BT claims to be among the first in the world to build a viable IPTV content platform.

"We think most people are well behind us," said BT retail CEO Ian Livingstone. It was even able to wheel out ever erudite Microsoft CEO Steve Ballmer to eulogise the importance of an event "that fundamentally changes how consumers are entertained". BT chose Microsoft to provide the software powering Vision.

An all-in monthly package of on-demand TV, music, kids shows and TV replay (the last week's worth of programming, currently only available for Channel 4) costs £14.

Installation for early adopters will clock in at £90, including a £60 engineer call-out. A self-install option will be launched next year. The set-top box, capable of pausing, rewinding and recording up to 80 hours of TV will be provided gratis and connects over wi-fi to the Total Broadband Home Hub. The Philips-built kit provides access to over-air freeview channels as well as the IPTV streams.

Content is also available on a pay-per-view basis, with the movies at £2.99 for 24 hours rental. TV shows will play for £0.99. BT is hoping it will attract pay TV commitment phobes by "passing you the control".

With an installed broadband user base of around 3 million, BT is presumably betting on the majority of them taking up Vision given its penetration targets. The minimum requirement for Vision now is a 2 Meg line, available to 90 per cent of the population according to BT. The Vision play is more complex than a simple attack on Sky and NTL's pay TV stranglehold; it's about winning and retaining broadband punters too.

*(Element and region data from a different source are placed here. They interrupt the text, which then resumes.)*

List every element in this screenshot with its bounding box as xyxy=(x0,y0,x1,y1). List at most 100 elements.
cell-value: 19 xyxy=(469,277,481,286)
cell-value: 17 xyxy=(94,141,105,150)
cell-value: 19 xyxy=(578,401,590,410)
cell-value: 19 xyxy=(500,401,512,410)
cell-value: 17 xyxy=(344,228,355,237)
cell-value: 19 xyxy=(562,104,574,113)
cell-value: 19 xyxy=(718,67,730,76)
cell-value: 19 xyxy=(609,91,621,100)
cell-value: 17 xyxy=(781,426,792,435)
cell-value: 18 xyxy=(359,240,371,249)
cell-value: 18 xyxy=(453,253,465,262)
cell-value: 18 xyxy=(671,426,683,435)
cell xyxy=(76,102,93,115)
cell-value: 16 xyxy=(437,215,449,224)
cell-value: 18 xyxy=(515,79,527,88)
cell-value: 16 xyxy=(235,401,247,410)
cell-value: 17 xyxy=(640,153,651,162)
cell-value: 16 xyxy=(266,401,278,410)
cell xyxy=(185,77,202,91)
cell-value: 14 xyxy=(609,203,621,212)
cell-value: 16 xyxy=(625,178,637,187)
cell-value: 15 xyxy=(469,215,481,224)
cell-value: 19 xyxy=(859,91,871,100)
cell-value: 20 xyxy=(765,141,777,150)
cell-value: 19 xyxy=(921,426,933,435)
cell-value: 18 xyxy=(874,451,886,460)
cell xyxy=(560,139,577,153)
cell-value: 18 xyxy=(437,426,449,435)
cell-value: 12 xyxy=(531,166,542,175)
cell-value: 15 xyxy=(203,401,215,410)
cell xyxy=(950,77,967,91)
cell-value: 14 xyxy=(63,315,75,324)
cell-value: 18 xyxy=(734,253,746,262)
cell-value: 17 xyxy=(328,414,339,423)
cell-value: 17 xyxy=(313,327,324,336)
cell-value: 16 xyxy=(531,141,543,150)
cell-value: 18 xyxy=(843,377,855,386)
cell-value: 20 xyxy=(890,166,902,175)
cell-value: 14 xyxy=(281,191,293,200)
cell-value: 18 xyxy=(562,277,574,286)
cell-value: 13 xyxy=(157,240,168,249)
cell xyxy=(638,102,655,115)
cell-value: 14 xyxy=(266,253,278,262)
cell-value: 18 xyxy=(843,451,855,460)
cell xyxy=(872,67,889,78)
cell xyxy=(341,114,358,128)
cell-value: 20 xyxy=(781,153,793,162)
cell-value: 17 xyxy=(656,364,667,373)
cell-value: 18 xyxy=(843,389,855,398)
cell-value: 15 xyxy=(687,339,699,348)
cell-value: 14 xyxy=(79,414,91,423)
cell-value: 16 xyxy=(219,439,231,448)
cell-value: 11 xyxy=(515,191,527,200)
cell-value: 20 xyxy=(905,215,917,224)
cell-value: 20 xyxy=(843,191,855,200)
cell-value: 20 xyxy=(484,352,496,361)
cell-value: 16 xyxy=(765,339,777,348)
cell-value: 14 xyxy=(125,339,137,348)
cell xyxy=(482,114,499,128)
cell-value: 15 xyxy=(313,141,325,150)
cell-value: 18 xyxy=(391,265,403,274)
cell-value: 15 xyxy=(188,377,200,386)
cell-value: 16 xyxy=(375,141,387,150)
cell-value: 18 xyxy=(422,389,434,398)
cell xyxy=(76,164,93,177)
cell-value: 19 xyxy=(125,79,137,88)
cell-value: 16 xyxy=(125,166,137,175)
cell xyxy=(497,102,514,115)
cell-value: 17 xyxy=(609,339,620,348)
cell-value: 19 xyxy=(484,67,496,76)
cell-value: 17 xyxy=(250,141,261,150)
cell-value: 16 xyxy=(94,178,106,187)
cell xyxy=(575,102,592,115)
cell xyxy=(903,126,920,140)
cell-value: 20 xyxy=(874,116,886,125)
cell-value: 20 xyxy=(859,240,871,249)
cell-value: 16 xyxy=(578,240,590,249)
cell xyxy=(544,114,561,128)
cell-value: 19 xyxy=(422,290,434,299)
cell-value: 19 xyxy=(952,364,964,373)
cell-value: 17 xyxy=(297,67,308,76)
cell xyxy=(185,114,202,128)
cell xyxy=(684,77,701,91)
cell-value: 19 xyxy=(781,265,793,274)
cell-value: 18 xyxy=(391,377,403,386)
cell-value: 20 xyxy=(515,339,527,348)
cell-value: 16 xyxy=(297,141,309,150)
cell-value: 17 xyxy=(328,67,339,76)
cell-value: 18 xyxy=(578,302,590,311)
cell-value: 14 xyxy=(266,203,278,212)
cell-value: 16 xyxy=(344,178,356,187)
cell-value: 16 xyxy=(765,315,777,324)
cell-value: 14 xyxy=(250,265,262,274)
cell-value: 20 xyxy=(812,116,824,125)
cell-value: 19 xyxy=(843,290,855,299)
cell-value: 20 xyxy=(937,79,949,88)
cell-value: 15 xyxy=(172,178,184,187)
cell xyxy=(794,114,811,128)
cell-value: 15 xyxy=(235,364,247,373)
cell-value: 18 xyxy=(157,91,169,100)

BT is being cautious therefore about who it lets piggyback on its technology and content deals. It announced a partnership with Vodafone which will see the mobile operator provide BT-branded Vision services to its own customers. The two firms have a well established relationship, with Vodafone letting BT act as an MVNO on its network, and BT set to provide the wholesale broadband when Vodafone rolls out its converged packages next year.

Looking ahead, BT reckons its set-top box is future-proof with its HDMI port, but is banking on improvements in compression to bring on HDTV over broadband in shorter order than possible through massive network improvements.

Being first with a technology is always risky of course and Vision is a big product for BT. The former national telecoms monopoly said it is backing Vision with £100m over the next year. It is worth remembering however that BT's last annual results cleared £2bn in profit on revenues of more than £19bn. ®

Bootnote

The obvious turkey of the content deals is the one BT signed with Universal Music. Vision customers will be able to watch Universal Music videos for £0.29 a pop, or £6 per month for unlimited access. Unfortunately, by definition Vision customers have broadband, and access to YouTube. The sort of web-savvy yoof who might be interested in viewing such promotional material on-demand is unlikely to be interested in paying for the privilege.